Barbe de gauche, barbe de droite

Publié le 8 avril 2019
Non, le sérieux n'est pas toujours là où l'on croit. Cette chronique d'Anna Lietti paraît tous les mois dans 24heures. Excepté le dessin de Pascal Parrone, en exclusivité pour Bon pour la tête.

Disparition des boucheries et papeteries, prolifération des bars à ongles et «barber shops». Le paysage commercial des villes se meut en accéléré et célèbre le triomphe de cette préoccupation ubermoderne: le soin de soi.

Contrairement aux bars à ongles, les échoppes de barbier me mettent en joie. Elles ont un parfum de nostalgie et de Méditerranée. Mais ma sympathie s’est longtemps teintée d’inquiétude pour ces Figaro du troisième millénaire: est-ce bien raisonnable, les gars? La barbe est de retour, mais pour combien de temps? N’est-il pas risqué d’investir dans un commerce tout entier basé sur une simple mode esthétique?

Puis, j’ai lu/vu, d’abord dans 24Heures, puis dans Mise au point sur RTS Un, des enquêtes sur les nouveaux barbiers. Et je ne me fais plus aucun souci pour eux.

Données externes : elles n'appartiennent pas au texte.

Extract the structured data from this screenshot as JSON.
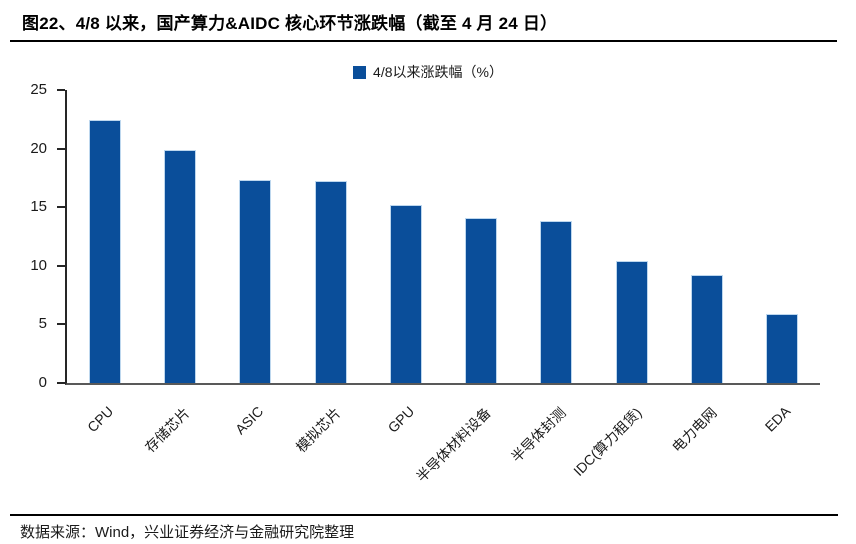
{
  "title": "图22、4/8 以来，国产算力&AIDC 核心环节涨跌幅（截至 4 月 24 日）",
  "footer": "数据来源：Wind，兴业证券经济与金融研究院整理",
  "colors": {
    "bar_fill": "#0A4E9A",
    "bar_border": "#BDD7EE",
    "axis_y": "#262626",
    "axis_x": "#595959",
    "text": "#1A1A1A"
  },
  "chart_data": {
    "type": "bar",
    "title": "图22、4/8 以来，国产算力&AIDC 核心环节涨跌幅（截至 4 月 24 日）",
    "legend": [
      "4/8以来涨跌幅（%）"
    ],
    "legend_position": "top-center",
    "categories": [
      "CPU",
      "存储芯片",
      "ASIC",
      "模拟芯片",
      "GPU",
      "半导体材料设备",
      "半导体封测",
      "IDC(算力租赁)",
      "电力电网",
      "EDA"
    ],
    "values": [
      22.4,
      19.9,
      17.3,
      17.2,
      15.2,
      14.1,
      13.8,
      10.4,
      9.2,
      5.9
    ],
    "xlabel": "",
    "ylabel": "",
    "ylim": [
      0,
      25
    ],
    "ytick_interval": 5,
    "grid": false,
    "x_label_rotation_deg": 45
  }
}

J’ai appris en effet qu’ils sont aussi coiffeurs, et armés d’un argument commercial à l’épreuve des modes: ils cassent les prix de la coupe. Résultat, ils siphonnent la clientèle des coiffeurs «historiques», qui ne sont pas contents du tout. Le métier est déjà très mal payé et les marges incompressibles, expliquent ces derniers, qui réclament un meilleur respect de la convention collective.

Mais en filigrane, c’est encore une autre thématique, plus complexe, qui ressort de ces enquêtes. Formulée à la louche: le coiffeur historique est italien, le barbier émergeant albanais du Kosovo. Il emploie volontiers des travailleurs précaires sur appel. Par exemple, des réfugiés syriens. 

 Et voilà comment tout se complique pour la citoyenne à fibre sociale que je me flatte d’être: je suis favorable à l’accueil des réfugiés, en bien plus grand nombre qu’actuellement. Je suis également opposée à l’uberisation du marché du travail. Comment je concilie les deux? Ce qui me sauve provisoirement c’est que je n’ai pas de barbe. Je ne dois pas choisir entre coiffeur et «barber shop».

Mais je le vois bien: un jour ou l’autre, inévitablement, je vais devoir affronter le brutal dilemme: une certaine uberisation des sociétés n’est-elle pas le prix à payer (comme en Allemagne) pour une généreuse ouverture des frontières? Si oui, suis-je prête à l’accepter? Jusqu’à quel point? Aïe. Dur de faire le deuil des réponses simples.

En attendant, je vous laisse méditer sur la question subsidiaire: une barbe «low cost» taillée par un réfugié est-elle de gauche ou de droite?